CVE-2022-23803: 
Linux Debian vulnerability analysis and mitigation

A stack-based buffer overflow vulnerability (CVE-2022-23803) was discovered in the Gerber Viewer gerber and excellon ReadXYCoord coordinate parsing functionality of KiCad EDA 6.0.1 and master commit de006fc010. The vulnerability affects the coordinate parsing functionality in KiCad, a cross-platform open-source software for electronics design automation (Talos Report).

The vulnerability exists in the ReadXYCoord method where a line buffer of size 256 bytes is allocated on the stack. When processing lines starting with 'X' or 'Y', the code enters a loop that stores characters in the text buffer without checking buffer bounds. Because the input text can be much larger than the line buffer and the loop does not perform bounds checking, this can lead to a stack-based buffer overflow. The vulnerability has a CVSS v3 score of 7.8 (AV:L/AC:L/PR:N/UI:R/S:U/C:H/I:H/A:H) (Talos Report).

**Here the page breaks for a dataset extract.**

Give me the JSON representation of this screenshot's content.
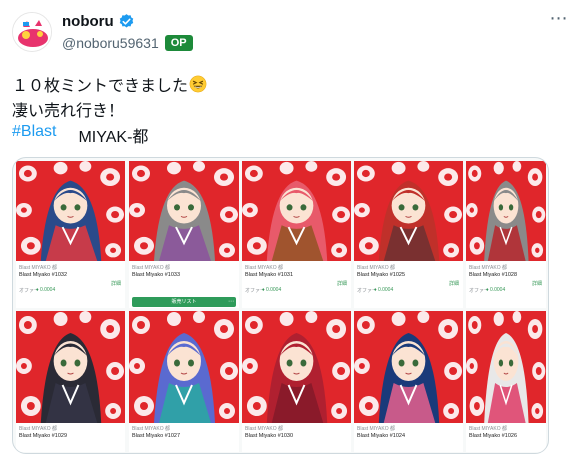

The vulnerability could result in the execution of arbitrary code if malformed Gerber/Excellon files are processed. An attacker can trigger this vulnerability by providing a specially-crafted gerber or excellon file to the application (Debian Security, Talos Report).

The vulnerability has been fixed in multiple distributions: Debian 9 (Stretch) version 4.0.5+dfsg1-4+deb9u1, Debian 10 (Buster) version 5.0.2+dfsg1-1+deb10u1, Debian 11 (Bullseye) version 5.1.9+dfsg1-1+deb11u1, and Fedora 35 version 6.0.2-1.fc35. Users are recommended to upgrade their kicad packages to the fixed versions (Debian LTS, Fedora Update).